What do you predict for 2010? Part of the hospitality industry is turning into a lifestyle industry—now you go into a hotel and see beautiful art and hear relevant music, get different bath products in your room, consume different drinks in a unique bar, meet more interesting people. Even if you lead a suburban lifestyle, once you stay at the right hotel, you feel young and dynamic. You feel like you know what’s happening. The hospitality industry is also becoming more environmentally responsible. Our hotel is much more green than it’s ever been, and even the bath product bottles are biodegradable—they’re made of cornstarch and disintegrate in a landfill. Our toilets are green too, they’re dual flush toilets! I read a shocking old statistic that claimed that one American used as much natural resources as 40 Bengalis. My father would get upset if I left the tap on while brushing my teeth because he said, “You’re answerable to God and the environment for everything you waste.”

Positive changes in ’09? You were once treated as either a nobody or as a VIP. Now hosts are treating all guests with an equal hand with the economic downturn in full swing.

Something that people might not know about you? I don’t think people really know that I’m involved in the music industry, that I have my own dance music label, So Sweet Records, and that I adore fashion and I love designers like Vivienne Westwood, Alexander McQueen and Alaia. I’m a complete Anglophile; I love that England is so culturally dynamic and socially diverse, which comes from living in Pakistan for the first 12 years of my life. My husband and I are both Muslims, although his mother is Turkish and his father is Lebanese.

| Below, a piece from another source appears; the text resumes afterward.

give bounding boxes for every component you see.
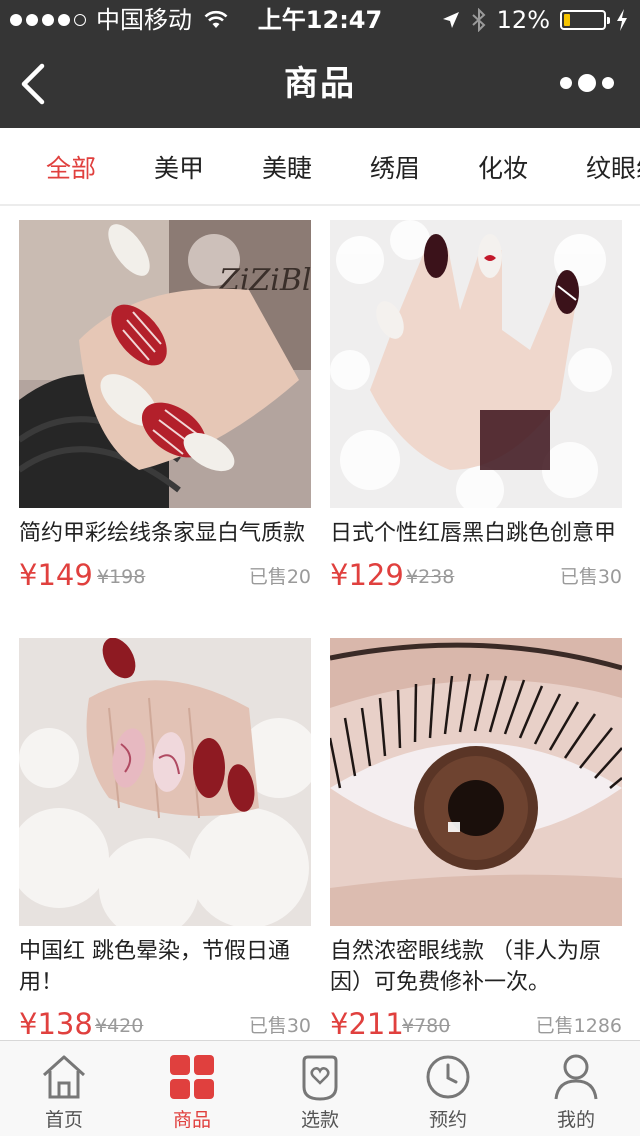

He was born in Kuwait where his father was brought to head the nation’s medical profession—his father delivered all of the royal babies there as well.

What’s your favorite city? London! I get withdrawal symptoms if I don’t visit twice a year.

Any non-industry projects in the works? Raising my children. My eldest son, 20, told me he was really proud of me when I started the hotel and the record label because it made things seem possible for him and said, “I can see my mother doing it, and it really inspires me.” The label is another child to me. I also started a school and worked hard at it—it’s an elementary school, pre-school-to-sixth grade called New Horizon. My father donated the land, and I had it accredited within five years.

Where are your go-to places in LA? First, I love SkyBar; it started the whole outdoor lifestyle bar thing in Los Angeles and is fabulously done at the Mondrian. I love the Chateau Marmont; that’s the property I would compare our historic hotel to—it’s a comfortable place with stellar service and impeccable food. Nothing compares to the Four Seasons, and you can actually smoke outside! I love The Edison, located in an industrial ballroom; it’s timelessly hot. I really like Foxtail, it’s just beautiful and reminiscent of Biba in London in the 1970s. My favorite indoor bar is at the Sanderson in London—very French and delicate, mirrored, like a doll house or a jewel.